In this exercise the matrices are all \(n \times n\). Each part of the exercise is an implication of the form "If (statement l), then (statement 2)." Mark an implication as True if the truth of (statement 2) always follows whenever ( statement 1) happens to be true. An implication is False if there is an instance in which ( statement 2) is false but (statement l) is true. Justify each answer.

a. If the equation \(A \mathbf{x}=\mathbf{0}\) has only the trivial solution, then \(A\) is row equivalent to the \(n \times n\) identity matrix. (1)

True

b. If the columns of \(A\) span \(\mathbb{R}^n\), then the columns are linearly independent. (1)

True

c. If \(A\) is an \(n \times n\) matrix, then the equation \(A \mathbf{x}=\mathbf{b}\) has at least one solution for each \(\mathbf{b}\) in \(\mathbb{R}^n\). (1)

False

d. If the equation \(A \mathbf{x}=\mathbf{0}\) has a nontrivial solution, then \(A\) has fewer than \(n\) pivot positions. (1)

True

e. If \(A^T\) is not invertible, then \(A\) is not invertible. (1)

True

Exercise 5¶

[P] Given

\(A=\left[\begin{array}{ccc}1 & 0 & 0 \\ 0 & 3 & 0 \\ 0 & 0 & -3\end{array}\right]\) and \(B=\left[\begin{array}{ccc}1 & 1 & 1 \\ 1 & 1 & 1 \\ 1 & 1 & 1\end{array}\right]\).

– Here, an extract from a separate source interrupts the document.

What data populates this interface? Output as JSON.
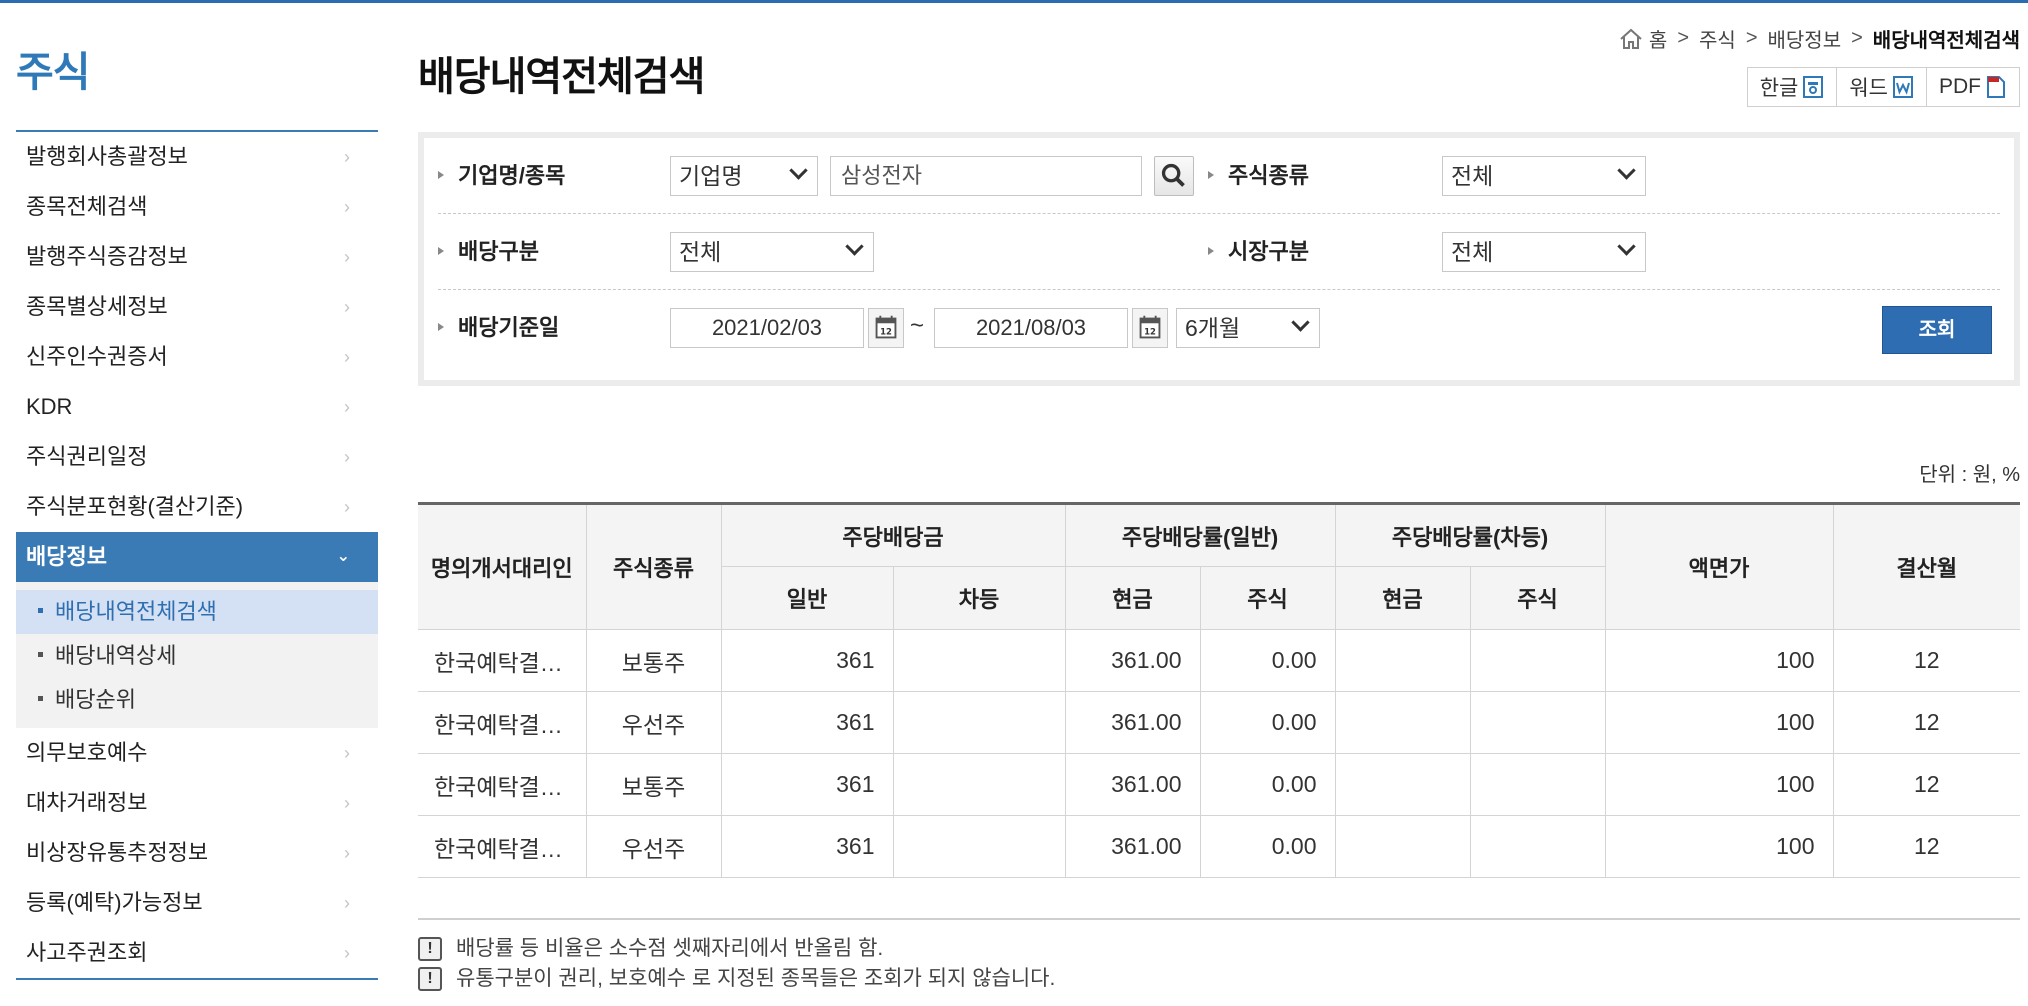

Solve the matrix equation \(X+A=2(X-B)\).

The matrix equation \(X+A=2(X-B)\) can be rewritten as \(X+A=2 X-2 B\). Rearranging terms, we get \(X-2 X=-A-2 B\). Simplifying, we have \(-X=-A-2 B\). Multiplying by \(-1\), we get \(X=A+2 B\).

Substituting the given matrices \(A\) and \(2B\) into the equation, we have:

\[ X=A+2 B=\left[\begin{array}{ccc} 1 & 0 & 0 \\ 0 & 3 & 0 \\ 0 & 0 & -3 \end{array}\right]+\left[\begin{array}{lll} 2 & 2 & 2 \\ 2 & 2 & 2 \\ 2 & 2 & 2 \end{array}\right]=\left[\begin{array}{ccc} 3 & 2 & 2 \\ 2 & 5 & 2 \\ 2 & 2 & -1 \end{array}\right] \]

Therefore, the solution to the matrix equation \(X+A=2(X-B)\) is \(X=\left[\begin{array}{ccc}3 & 2 & 2 \\ 2 & 5 & 2 \\ 2 & 2 & -1\end{array}\right]\).

Exercise 6¶

[P] Let the matrix \(A\) be given by

\(A=\left[\begin{array}{cc} 3-2 q & 1 \\ 4 & 3+2 q \end{array}\right]\)

where \(q\) is a scalar. Calculate \(q\) so that

\(A^2=\left[\begin{array}{cc} 29 & 6 \\ 24 & 125 \end{array}\right]\)

Let \(A = \begin{bmatrix} 3 - 2q & 1 \\ 4 & 3 + 2q \end{bmatrix}.\)

Then, \(A^2 = \begin{bmatrix} (3 - 2q)^2 + 4 & 6 \\ 24 & (3 + 2q)^2 + 4 \end{bmatrix}.\) Since \( A^2 = \begin{bmatrix} 29 & 6 \\ 24 & 125 \end{bmatrix} \), we have:

\((3 - 2q)^2 + 4 = 29 \Rightarrow \) \((3 - 2q)^2 = 25 \Rightarrow 3 - 2q = \pm 5\)

Case 1: \(3 - 2q = 5 \Rightarrow q = -1\).

Case 2: \(3 - 2q = -5 \Rightarrow q = 4\).

Check: For \(q = -1\), we have: \(A^2=\left[\begin{array}{ll}5 & 1 \\ 4 & 1\end{array}\right]\left[\begin{array}{ll}5 & 1 \\ 4 & 1\end{array}\right]=\left[\begin{array}{ll}29 & 6 \\ 24 & 9\end{array}\right]\)

For \(q = 4\), we have: \(A^2=\left[\begin{array}{cc}-5 & 1 \\ 4 & 11\end{array}\right]\left[\begin{array}{cc}-5 & 1 \\ 4 & 11\end{array}\right]=\left[\begin{array}{cc}29 & 6 \\ 24 & 125\end{array}\right]\)

So only \(q = 4\) satisfies the equation.